No Brasil, talvez por força da infantilização das grandes audiências – para as quais medo não tem charme –, um filme de horror chamou a atenção de um dos mais importantes jornais do mundo sem provocar grande frisson, apesar de nosso protagonismo na película.

“Recessão e suborno: a crescente podridão no Brasil” foi o título do editorial desta quinta-feira no secular Financial Times, o jornal cor-de-salmão que raramente pisa em falso quando dá opinião (sobre música, vinho, política ou macroeconomia) e, por isso, foi vendido no mesmo dia por mais de R$ 4 bilhões de reais aos japoneses da Nikkei. “Incompetência, arrogância e corrupção tiraram do Brasil seu encanto mágico (...) Não é de admirar que o país hoje seja comparado a um infindável filme de horror.”



Que o governo não reagisse ou reagisse no estilo inglês – glacialmente – era o esperado. Designado para responder, Jacques Wagner, ministro da Defesa, contestou com o argumento de veterano cinéfilo: “não é filme de horror, mas de superação”. A surpresa veio da repercussão – quase nenhuma. Por solidariedade e/ou despeito, nossa mídia enfiou a viola no saco e saiu de fininho. Para não ser denunciada como alarmista ou golpista, talvez por sentir-se absolutamente desamparada diante de uma crise tão disseminada e ameaçadora, a verdade é que a retórica e o racionalismo anglo-saxônico se impuseram aos floreios da prosa neolatina.

Ao associar de forma direta, impiedosa, o fenômeno macroeconômico da recessão à esfera criminal onde se encaixa o suborno, o jornal escancara a natureza da nossa desgraça. Para não deixar dúvidas quanto à gravidade do que está sendo investigado, adiciona dois penosos ingredientes raramente utilizados nas avaliações sobre o que aconteceu na Petrobras: incompetência e arrogância.

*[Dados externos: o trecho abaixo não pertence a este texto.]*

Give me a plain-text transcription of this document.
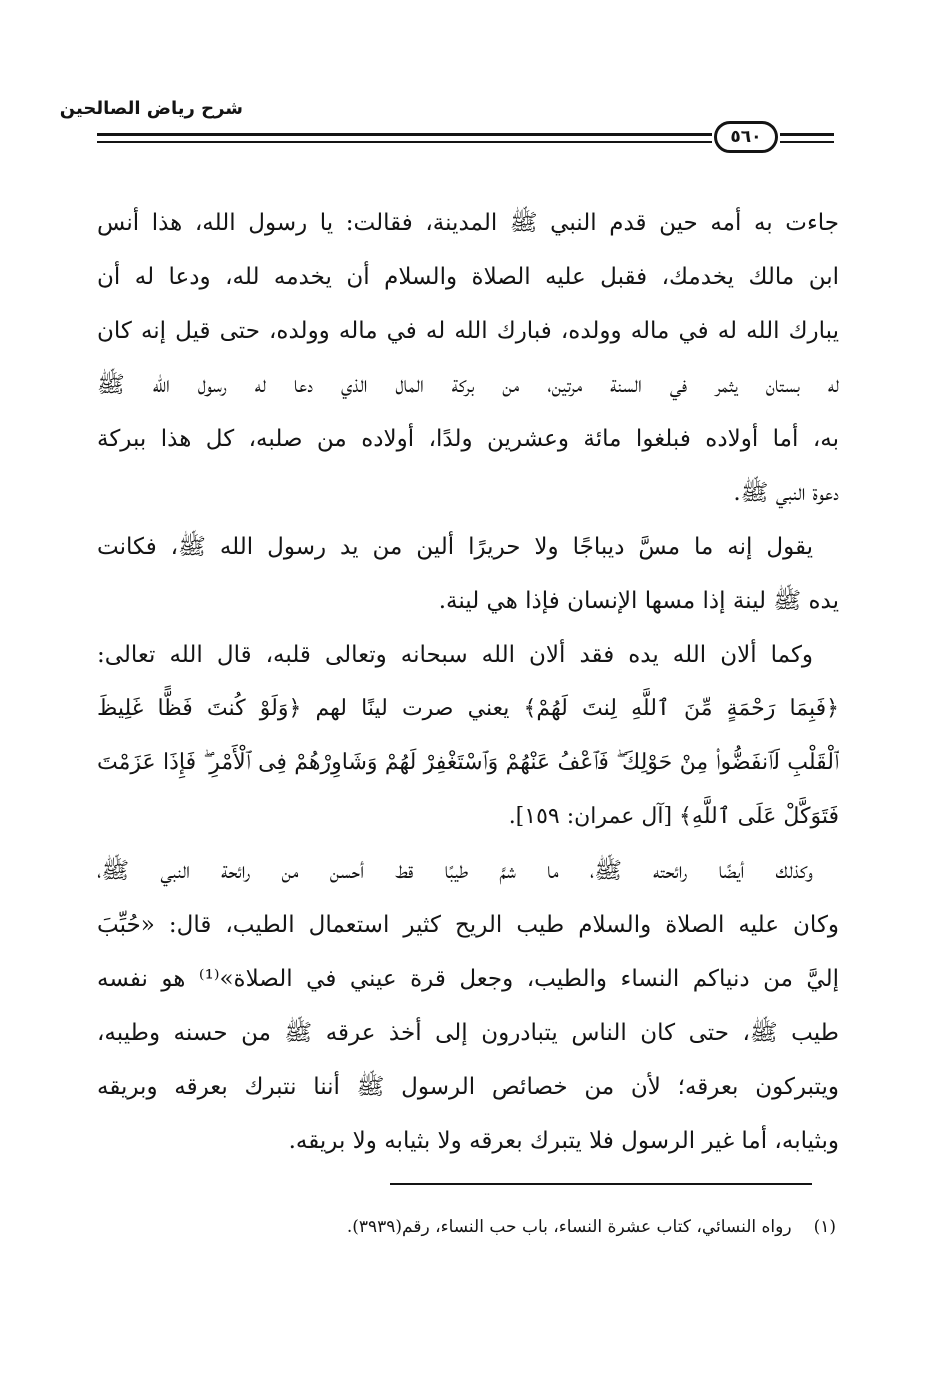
شرح رياض الصالحين
٥٦٠
جاءت به أمه حين قدم النبي ﷺ المدينة، فقالت: يا رسول الله، هذا أنس
ابن مالك يخدمك، فقبل عليه الصلاة والسلام أن يخدمه لله، ودعا له أن
يبارك الله له في ماله وولده، فبارك الله له في ماله وولده، حتى قيل إنه كان
له بستان يثمر في السنة مرتين، من بركة المال الذي دعا له رسول الله ﷺ
به، أما أولاده فبلغوا مائة وعشرين ولدًا، أولاده من صلبه، كل هذا ببركة
دعوة النبي ﷺ.
يقول إنه ما مسَّ ديباجًا ولا حريرًا ألين من يد رسول الله ﷺ، فكانت
يده ﷺ لينة إذا مسها الإنسان فإذا هي لينة.
وكما ألان الله يده فقد ألان الله سبحانه وتعالى قلبه، قال الله تعالى:
﴿فَبِمَا رَحْمَةٍ مِّنَ ٱللَّهِ لِنتَ لَهُمْ﴾ يعني صرت لينًا لهم ﴿وَلَوْ كُنتَ فَظًّا غَلِيظَ
ٱلْقَلْبِ لَٱنفَضُّوا۟ مِنْ حَوْلِكَ ۖ فَٱعْفُ عَنْهُمْ وَٱسْتَغْفِرْ لَهُمْ وَشَاوِرْهُمْ فِى ٱلْأَمْرِ ۖ فَإِذَا عَزَمْتَ
فَتَوَكَّلْ عَلَى ٱللَّهِ﴾ [آل عمران: ١٥٩].
وكذلك أيضًا رائحته ﷺ، ما شمَّ طيبًا قط أحسن من رائحة النبي ﷺ،
وكان عليه الصلاة والسلام طيب الريح كثير استعمال الطيب، قال: «حُبِّبَ
إليَّ من دنياكم النساء والطيب، وجعل قرة عيني في الصلاة»⁽¹⁾ هو نفسه
طيب ﷺ، حتى كان الناس يتبادرون إلى أخذ عرقه ﷺ من حسنه وطيبه،
ويتبركون بعرقه؛ لأن من خصائص الرسول ﷺ أننا نتبرك بعرقه وبريقه
وبثيابه، أما غير الرسول فلا يتبرك بعرقه ولا بثيابه ولا بريقه.
(١)رواه النسائي، كتاب عشرة النساء، باب حب النساء، رقم(٣٩٣٩).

Para coroar o diagnóstico, o arrasador substantivo – podridão – que nos remete a Shakespeare e ao inconformado Hamlet, ao reconhecer que “há algo de podre no reino da Dinamarca”. Na injusta metáfora, o Bardo não se referia apenas ao casal regicida (mãe e padrasto de Hamlet), mas à sociedade desmoralizada, corrompida, desprovida de senso moral que permitiu a consumação e a ocultação do crime.

Entende-se por que o editorial não foi transcrito e traduzido na íntegra em nossa imprensa: por pudor e autoestima. Verdadeira bomba arrasa-quarteirão, espalha estilhaços, fere a todos que, mesmo de longe, percebem o enredo. O interminável filme de horror do qual somos personagens e espectadores, ao contrário do que apregoam os mestres no gênero, parece condenado ao insucesso. Ninguém faz questão de vê-lo, o desfecho ainda demora. Nossas plateias são impacientes, se resignam às longas e artificiosas telenovelas, mas quando se trata de crises exigem soluções imediatas, no atual mandato.